Sign up to take part
Registered users can ask their own questions, contribute to discussions, and be part of the Community!
I built the dedicated code environment for the plug in and included pyspark in the plugin's code-env/python/spec/requirements.txt file and I still get the error below when trying to run import pyspark.
Installing a recent version of pandas in a plugin's code environment is a kludge: you have to include "corePackagesSet": "PANDAS13" in the desc.json file or the whole code-environment build fails.
Do you have to implement some similar kludge to get the pyspark package installed in the plugin's code environment?
Traceback (most recent call last): File "check_spark_run.py", line 4, in <module> from pyspark.sql import SparkSession ModuleNotFoundError: No module named 'pyspark'
Operating system used: centos
There is a similar kludge. You have to include "kind": "PYSPARK", in the plugin's recipe.json file.

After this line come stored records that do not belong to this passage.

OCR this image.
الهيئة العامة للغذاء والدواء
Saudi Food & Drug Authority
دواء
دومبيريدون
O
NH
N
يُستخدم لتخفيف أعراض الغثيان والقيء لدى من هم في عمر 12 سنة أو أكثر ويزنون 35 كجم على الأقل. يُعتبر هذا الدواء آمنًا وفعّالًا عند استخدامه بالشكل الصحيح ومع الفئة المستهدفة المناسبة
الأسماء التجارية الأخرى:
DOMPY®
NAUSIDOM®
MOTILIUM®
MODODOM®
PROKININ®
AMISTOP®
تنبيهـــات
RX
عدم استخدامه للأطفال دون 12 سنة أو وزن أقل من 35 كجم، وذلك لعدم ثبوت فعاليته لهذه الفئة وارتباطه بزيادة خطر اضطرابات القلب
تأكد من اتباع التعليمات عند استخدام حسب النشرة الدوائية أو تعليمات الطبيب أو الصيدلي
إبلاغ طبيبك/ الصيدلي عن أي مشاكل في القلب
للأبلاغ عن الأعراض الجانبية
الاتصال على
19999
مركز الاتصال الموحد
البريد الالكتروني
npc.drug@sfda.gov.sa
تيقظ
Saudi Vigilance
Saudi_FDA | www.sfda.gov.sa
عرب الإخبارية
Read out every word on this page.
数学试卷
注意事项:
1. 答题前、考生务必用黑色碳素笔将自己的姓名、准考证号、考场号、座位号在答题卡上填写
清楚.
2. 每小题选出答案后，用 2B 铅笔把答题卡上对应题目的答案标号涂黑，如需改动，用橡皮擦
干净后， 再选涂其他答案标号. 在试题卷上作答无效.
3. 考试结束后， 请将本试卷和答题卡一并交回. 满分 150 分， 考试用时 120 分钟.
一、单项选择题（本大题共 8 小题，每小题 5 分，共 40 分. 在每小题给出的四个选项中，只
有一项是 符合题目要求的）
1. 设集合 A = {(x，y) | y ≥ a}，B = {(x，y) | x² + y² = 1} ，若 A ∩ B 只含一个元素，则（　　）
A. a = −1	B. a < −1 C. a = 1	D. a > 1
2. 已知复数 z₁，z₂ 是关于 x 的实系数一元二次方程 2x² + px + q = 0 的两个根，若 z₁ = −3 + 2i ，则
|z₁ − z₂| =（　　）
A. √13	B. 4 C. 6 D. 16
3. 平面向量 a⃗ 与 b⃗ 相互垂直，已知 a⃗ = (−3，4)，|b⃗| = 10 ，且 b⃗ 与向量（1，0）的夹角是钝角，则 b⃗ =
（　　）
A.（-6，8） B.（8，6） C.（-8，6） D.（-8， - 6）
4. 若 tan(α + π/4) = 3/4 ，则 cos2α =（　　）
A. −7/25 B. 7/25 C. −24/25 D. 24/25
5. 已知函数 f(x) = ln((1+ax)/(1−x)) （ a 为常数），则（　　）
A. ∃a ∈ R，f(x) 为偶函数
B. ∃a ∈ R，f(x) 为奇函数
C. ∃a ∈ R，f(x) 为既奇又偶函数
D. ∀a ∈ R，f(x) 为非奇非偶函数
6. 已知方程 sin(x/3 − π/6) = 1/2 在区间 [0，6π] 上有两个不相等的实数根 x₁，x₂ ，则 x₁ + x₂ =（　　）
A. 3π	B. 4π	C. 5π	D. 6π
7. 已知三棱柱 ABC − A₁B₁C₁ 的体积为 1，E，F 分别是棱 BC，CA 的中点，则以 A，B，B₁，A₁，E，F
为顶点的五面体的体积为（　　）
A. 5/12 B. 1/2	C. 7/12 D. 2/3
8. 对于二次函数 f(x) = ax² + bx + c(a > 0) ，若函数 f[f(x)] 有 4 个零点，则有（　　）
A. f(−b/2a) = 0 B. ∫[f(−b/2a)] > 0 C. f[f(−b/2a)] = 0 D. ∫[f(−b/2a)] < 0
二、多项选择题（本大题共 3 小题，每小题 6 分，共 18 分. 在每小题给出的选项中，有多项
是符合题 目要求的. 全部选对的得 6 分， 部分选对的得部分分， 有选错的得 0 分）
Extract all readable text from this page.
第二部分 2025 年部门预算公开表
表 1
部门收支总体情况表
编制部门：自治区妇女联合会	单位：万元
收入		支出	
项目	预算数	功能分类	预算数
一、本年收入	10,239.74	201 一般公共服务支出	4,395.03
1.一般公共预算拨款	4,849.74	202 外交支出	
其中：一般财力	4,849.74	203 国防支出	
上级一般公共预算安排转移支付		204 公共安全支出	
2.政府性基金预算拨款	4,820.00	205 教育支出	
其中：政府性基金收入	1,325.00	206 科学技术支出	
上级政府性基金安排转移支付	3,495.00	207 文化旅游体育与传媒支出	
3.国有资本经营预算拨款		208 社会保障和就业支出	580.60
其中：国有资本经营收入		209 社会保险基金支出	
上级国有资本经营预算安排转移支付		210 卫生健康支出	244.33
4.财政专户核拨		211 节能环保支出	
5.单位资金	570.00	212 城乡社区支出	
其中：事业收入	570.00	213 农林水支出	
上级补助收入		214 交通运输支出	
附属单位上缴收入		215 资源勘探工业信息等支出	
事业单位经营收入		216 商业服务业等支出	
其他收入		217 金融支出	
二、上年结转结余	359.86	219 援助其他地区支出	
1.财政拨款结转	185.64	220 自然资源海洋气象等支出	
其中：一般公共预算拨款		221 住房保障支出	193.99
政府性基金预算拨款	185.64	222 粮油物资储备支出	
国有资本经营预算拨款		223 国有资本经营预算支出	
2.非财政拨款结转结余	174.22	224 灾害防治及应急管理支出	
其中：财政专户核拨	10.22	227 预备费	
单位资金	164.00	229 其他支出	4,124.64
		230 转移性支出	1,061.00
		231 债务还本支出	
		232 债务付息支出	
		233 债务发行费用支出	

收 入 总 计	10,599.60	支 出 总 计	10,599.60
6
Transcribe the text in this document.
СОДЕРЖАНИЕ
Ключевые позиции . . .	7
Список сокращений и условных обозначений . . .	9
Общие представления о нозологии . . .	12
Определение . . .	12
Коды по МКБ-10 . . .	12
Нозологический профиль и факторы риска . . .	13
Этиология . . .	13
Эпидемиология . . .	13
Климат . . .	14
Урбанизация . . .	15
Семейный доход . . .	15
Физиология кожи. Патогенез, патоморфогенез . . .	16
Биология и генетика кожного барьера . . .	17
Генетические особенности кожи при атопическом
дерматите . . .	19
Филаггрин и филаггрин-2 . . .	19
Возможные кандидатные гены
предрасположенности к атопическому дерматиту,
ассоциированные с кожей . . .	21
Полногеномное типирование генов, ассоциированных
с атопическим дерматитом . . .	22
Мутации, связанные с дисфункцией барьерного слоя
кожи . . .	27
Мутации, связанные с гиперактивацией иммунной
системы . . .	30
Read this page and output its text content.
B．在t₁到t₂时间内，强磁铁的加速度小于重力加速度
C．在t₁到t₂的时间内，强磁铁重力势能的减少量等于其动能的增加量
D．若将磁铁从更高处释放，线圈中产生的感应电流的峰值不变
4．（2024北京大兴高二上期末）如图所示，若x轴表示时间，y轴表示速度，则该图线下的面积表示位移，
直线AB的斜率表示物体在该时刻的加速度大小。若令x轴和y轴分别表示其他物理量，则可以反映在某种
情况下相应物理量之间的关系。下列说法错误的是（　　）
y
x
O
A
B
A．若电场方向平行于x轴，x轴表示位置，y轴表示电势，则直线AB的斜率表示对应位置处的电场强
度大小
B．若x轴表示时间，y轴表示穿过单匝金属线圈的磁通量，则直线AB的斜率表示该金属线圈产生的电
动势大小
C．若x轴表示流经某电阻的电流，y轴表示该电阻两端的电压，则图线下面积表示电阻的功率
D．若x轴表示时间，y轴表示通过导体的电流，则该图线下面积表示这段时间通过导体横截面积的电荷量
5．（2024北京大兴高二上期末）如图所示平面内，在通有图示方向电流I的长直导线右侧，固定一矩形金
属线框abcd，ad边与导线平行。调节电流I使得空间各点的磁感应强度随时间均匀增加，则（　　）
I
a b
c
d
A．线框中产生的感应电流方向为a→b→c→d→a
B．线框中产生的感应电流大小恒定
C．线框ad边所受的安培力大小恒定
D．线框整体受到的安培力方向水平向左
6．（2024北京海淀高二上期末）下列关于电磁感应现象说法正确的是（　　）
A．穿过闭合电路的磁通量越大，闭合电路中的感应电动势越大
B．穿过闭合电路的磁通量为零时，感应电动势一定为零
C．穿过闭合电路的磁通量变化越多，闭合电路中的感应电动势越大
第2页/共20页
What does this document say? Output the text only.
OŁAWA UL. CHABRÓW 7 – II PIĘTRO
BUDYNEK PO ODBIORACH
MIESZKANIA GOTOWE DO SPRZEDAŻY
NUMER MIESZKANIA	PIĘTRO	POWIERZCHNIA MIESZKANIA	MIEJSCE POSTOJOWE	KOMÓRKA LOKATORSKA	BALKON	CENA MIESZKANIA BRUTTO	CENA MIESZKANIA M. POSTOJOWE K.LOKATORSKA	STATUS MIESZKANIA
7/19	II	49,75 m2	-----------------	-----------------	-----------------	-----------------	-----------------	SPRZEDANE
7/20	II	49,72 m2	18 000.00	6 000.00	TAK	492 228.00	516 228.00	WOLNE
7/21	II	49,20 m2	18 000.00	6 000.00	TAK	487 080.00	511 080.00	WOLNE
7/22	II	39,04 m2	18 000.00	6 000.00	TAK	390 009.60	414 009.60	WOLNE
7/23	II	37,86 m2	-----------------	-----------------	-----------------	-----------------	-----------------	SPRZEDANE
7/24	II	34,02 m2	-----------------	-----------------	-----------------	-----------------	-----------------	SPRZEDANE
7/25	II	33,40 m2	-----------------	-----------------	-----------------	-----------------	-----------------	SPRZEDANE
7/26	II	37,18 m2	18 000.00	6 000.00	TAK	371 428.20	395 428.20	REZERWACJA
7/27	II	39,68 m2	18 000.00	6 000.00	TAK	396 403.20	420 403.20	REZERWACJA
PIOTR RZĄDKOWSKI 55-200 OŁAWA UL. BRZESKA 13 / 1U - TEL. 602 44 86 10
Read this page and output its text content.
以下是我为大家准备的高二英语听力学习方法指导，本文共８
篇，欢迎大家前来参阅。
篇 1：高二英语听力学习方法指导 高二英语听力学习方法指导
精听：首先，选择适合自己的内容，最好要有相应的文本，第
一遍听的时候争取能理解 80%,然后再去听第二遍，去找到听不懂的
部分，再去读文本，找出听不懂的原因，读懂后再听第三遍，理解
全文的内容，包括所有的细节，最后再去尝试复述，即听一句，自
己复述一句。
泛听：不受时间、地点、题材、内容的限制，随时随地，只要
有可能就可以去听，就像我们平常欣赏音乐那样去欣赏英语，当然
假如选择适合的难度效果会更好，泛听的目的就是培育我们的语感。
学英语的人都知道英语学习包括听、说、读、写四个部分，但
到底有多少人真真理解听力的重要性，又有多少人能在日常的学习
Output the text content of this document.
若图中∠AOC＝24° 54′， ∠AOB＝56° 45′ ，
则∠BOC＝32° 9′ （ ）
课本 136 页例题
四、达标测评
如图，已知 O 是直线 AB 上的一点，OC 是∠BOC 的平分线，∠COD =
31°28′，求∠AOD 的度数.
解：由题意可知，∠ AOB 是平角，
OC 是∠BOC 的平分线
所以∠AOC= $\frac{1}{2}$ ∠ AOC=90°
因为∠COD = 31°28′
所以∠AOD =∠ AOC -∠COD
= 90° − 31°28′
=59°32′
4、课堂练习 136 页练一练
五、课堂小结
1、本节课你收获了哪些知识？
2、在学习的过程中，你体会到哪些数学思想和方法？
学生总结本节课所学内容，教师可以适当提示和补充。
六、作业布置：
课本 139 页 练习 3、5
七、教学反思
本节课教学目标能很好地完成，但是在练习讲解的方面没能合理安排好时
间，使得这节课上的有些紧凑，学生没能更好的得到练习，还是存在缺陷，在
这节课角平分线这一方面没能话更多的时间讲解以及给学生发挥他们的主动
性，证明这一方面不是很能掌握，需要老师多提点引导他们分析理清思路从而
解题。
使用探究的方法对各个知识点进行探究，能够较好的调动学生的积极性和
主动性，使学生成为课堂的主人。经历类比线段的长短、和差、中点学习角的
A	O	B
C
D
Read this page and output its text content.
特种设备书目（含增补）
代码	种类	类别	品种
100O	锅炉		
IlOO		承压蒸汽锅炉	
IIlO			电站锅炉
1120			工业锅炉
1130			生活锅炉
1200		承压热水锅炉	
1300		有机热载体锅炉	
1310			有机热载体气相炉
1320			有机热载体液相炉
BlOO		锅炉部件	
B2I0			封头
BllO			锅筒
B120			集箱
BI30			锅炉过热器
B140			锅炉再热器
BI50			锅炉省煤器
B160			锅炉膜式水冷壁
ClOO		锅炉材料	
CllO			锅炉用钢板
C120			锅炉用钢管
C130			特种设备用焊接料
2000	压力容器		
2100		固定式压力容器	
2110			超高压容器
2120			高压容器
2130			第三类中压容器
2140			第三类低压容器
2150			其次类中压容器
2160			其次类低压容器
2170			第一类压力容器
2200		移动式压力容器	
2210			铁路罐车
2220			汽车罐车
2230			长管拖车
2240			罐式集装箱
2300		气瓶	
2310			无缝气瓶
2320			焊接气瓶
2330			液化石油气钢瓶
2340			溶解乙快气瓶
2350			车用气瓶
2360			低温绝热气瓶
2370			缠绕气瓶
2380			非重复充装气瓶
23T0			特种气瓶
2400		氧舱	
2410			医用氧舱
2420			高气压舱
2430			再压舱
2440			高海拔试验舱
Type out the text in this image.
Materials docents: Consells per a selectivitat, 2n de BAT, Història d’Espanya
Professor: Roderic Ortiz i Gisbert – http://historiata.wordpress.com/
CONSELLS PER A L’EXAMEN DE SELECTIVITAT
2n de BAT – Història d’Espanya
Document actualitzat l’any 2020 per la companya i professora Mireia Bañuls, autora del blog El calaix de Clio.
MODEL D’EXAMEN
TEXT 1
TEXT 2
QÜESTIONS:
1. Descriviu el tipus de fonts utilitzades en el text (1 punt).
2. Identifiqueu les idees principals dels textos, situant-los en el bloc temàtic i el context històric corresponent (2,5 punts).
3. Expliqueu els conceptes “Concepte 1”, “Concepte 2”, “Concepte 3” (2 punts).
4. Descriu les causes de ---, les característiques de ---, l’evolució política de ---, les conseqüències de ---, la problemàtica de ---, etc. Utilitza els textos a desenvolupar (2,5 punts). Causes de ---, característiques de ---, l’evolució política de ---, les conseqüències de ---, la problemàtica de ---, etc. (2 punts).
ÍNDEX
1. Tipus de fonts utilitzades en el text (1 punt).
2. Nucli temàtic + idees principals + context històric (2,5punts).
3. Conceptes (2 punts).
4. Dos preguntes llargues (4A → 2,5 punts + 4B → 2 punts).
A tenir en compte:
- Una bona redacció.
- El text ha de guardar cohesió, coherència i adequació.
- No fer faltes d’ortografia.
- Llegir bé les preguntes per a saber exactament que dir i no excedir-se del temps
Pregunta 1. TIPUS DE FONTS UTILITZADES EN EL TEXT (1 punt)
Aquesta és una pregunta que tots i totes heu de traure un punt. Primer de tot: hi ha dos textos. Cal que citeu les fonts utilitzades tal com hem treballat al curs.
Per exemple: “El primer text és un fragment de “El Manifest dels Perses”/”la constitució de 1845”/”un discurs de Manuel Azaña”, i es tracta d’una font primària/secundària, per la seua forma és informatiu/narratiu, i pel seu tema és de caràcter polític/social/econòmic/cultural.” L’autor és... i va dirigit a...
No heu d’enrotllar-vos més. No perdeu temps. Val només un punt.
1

I was not able to find this documented anywhere.
Also, I was hoping to start Spark from the shell with spark-submit, or a python script file, but doing this causes a bunch of other errors.
Regarding the ModuleNotFound error, I fixed that by executing the python executable that is in the plugin's /bin/ directory. Calling python directly only executes the Design Node's python which may not have the libraries you built in the plugins code environment.
Thank you for sharing your feedback and solution with the rest of the community @clayms!